Jesudasan Sam Joshva Baskar, Gupta Somnath J, Churchward Matthew A, Todd Kathryn G, Winship Ian R
Neurochemical Research Unit, Department of Psychiatry, Faculty of Medicine and Dentistry, University of Alberta, Edmonton, AB, Canada.
Neuroscience and Mental Health Institute, University of Alberta, Edmonton, AB, Canada.
Front Cell Neurosci. 2021 Apr 6;15:634020. doi: 10.3389/fncel.2021.634020. eCollection 2021.
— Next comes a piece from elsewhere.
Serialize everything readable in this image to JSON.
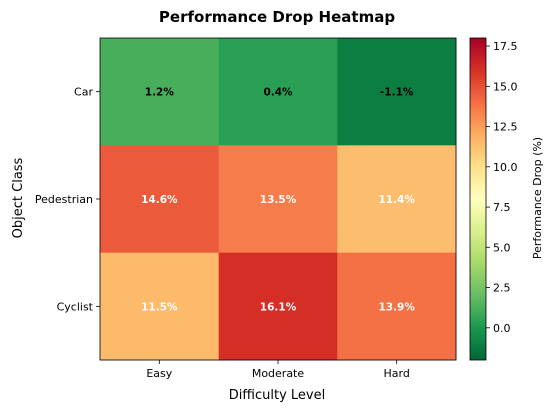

Microglia are the primary cells in the central nervous system that identify and respond to injury or damage. Such a perturbation in the nervous system induces the release of molecules including ATP and glutamate that act as damage-associated molecular patterns (DAMPs). DAMPs are detected by microglia, which then regulate the inflammatory response in a manner sensitive to their surrounding environment. The available data indicates that ATP and glutamate can induce the release of pro inflammatory factors TNF (tumor necrosis factor), IL-1β (interleukin 1 beta), and NO (nitric oxide) from microglia. However, non-physiological concentrations of ATP and glutamate were often used to derive these insights. Here, we have compared the response of spinal cord microglia (SM) relative to brain microglia (BM) using physiologically relevant concentrations of glutamate and ATP that mimic injured conditions in the central nervous system. The data show that ATP and glutamate are not significant modulators of the release of cytokines from either BM or SM. Consistent with previous studies, spinal microglia exhibited a general trend toward reduced release of inflammatory cytokines relative to brain-derived microglia. Moreover, we demonstrate that the responses of microglia to these DAMPs can be altered by modifying the biochemical milieu in their surrounding environment. Preconditioning brain derived microglia with media from spinal cord derived mixed glial cultures shifted their release of IL-1ß and IL-6 to a less inflammatory phenotype consistent with spinal microglia.
小胶质细胞是中枢神经系统中识别并对损伤作出反应的主要细胞。神经系统中的这种扰动会诱导包括三磷酸腺苷(ATP)和谷氨酸在内的分子释放,这些分子作为损伤相关分子模式(DAMPs)发挥作用。小胶质细胞能检测到DAMPs,然后以对其周围环境敏感的方式调节炎症反应。现有数据表明,ATP和谷氨酸可诱导小胶质细胞释放促炎因子肿瘤坏死因子(TNF)、白细胞介素1β(IL-1β)和一氧化氮(NO)。然而,这些见解往往是通过使用非生理浓度的ATP和谷氨酸得出的。在此,我们使用模拟中枢神经系统损伤状况的生理相关浓度的谷氨酸和ATP,比较了脊髓小胶质细胞(SM)与脑小胶质细胞(BM)的反应。数据显示,ATP和谷氨酸对BM或SM释放细胞因子均无显著调节作用。与先前的研究一致,相对于脑源性小胶质细胞,脊髓小胶质细胞表现出炎症细胞因子释放减少的总体趋势。此外,我们证明,通过改变小胶质细胞周围环境的生化环境,可以改变其对这些DAMPs的反应。用脊髓来源的混合胶质细胞培养物的培养基预处理脑源性小胶质细胞,可使其白细胞介素-1β(IL-1ß)和白细胞介素-6(IL-6)的释放转变为与脊髓小胶质细胞一致的炎症性较低的表型。